Lactulose is the only prebiotic included in the European Pharmacopoeia 4.0 (2001).
Lactulose is hydrolyzed mainly by bifidobacteria and lactobacilli, for which it serves as a nutrient substrate, leading to their growth. The enhancement of bifidobacteria growth under the influence of lactulose was proven in a study conducted by Bouchnic Y. [24], who demonstrated that lactulose potentiates the positive effects of probiotic lacto- and bifidobacteria, normalizes the balance, and restores the functions of the microflora [25].
Based on this potentiating combination, biologically active additives and medicinal products classified as synbiotics are formed.
The prebiotic effects of lactulose can influence the immune system both directly and indirectly – as a result of intestinal fermentation and supporting the growth of specific members of the digestive tract biocenosis. By supporting intestinal microecology, lactulose stimulates innate immunity through the growth of normal intestinal microflora and helps maintain the macroorganism's anti-infective defense.

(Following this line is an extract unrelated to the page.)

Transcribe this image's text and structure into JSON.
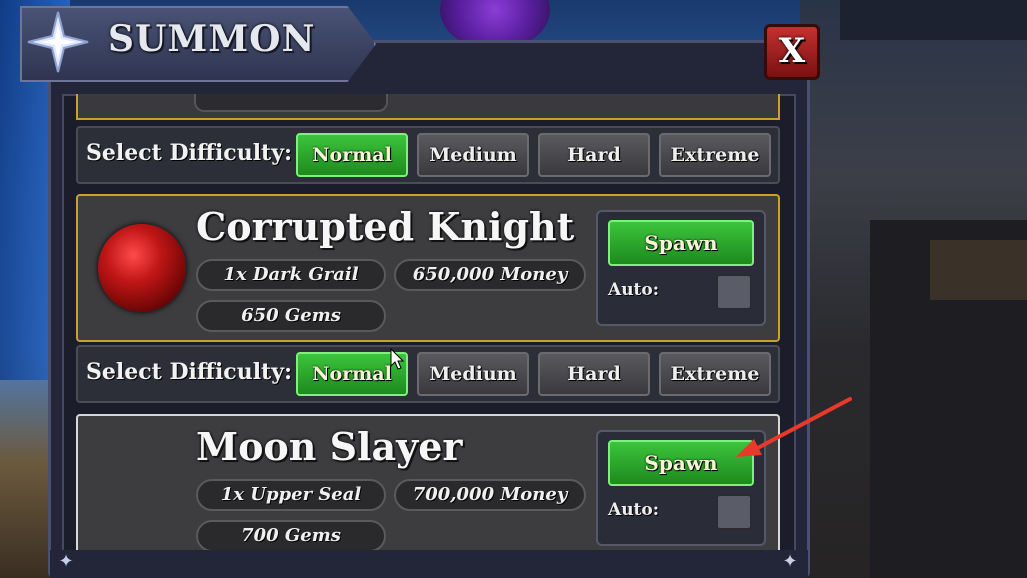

According to a study by S.I. Titova and N.G. Goncharova, the use of a lactulose preparation in combination with metronidazole for treating bacterial vaginosis had a more pronounced effect compared to metronidazole monotherapy. A comparative randomized study included 50 women diagnosed with bacterial vaginosis aged 18 to 45 years. It was shown that including lactulose in the therapy increases the number of lactobacilli in the vagina, more radically suppresses the growth of opportunistic flora, and avoids the clinical and microbiological changes in the gastrointestinal tract that develop while taking metronidazole [3]. A study by V.V. Kaminsky et al. on 68 women of reproductive age diagnosed with bacterial vaginosis showed that adding a lactulose preparation to standard therapy ensures a high level of clinical and microbiological recovery and reduces the percentage of recurrences based on microbiological indicators [4].
Conclusions
Lactulose in the innovative anhydro form contains 97–99% pure lactulose, with the total amount of impurities not exceeding 3%. Anhydro lactulose stimulates the growth and vital activity of the body's own beneficial microflora, serving as an ideal substrate and energy source for the bifidobacteria and lactobacilli that form its foundation. By supporting intestinal microecology, anhydro lactulose also stimulates the body's own immunity.
In terms of antimicrobial activity, eco-antibiotics are bioequivalent to traditional antibiotics, while significantly surpassing them in safety.
The inclusion of eco-antibiotics in the daily practice of gynecologists opens up new possibilities for antibacterial therapy of urogenital tract infections and correction of vaginal dysbiosis.
As obstetrician-gynecologists, we are interested in the prospect of studying eco-antibiotics for treating dysbiotic conditions in women of various ages and their inclusion in the complex of preconception preparation for patients at high infectious risk.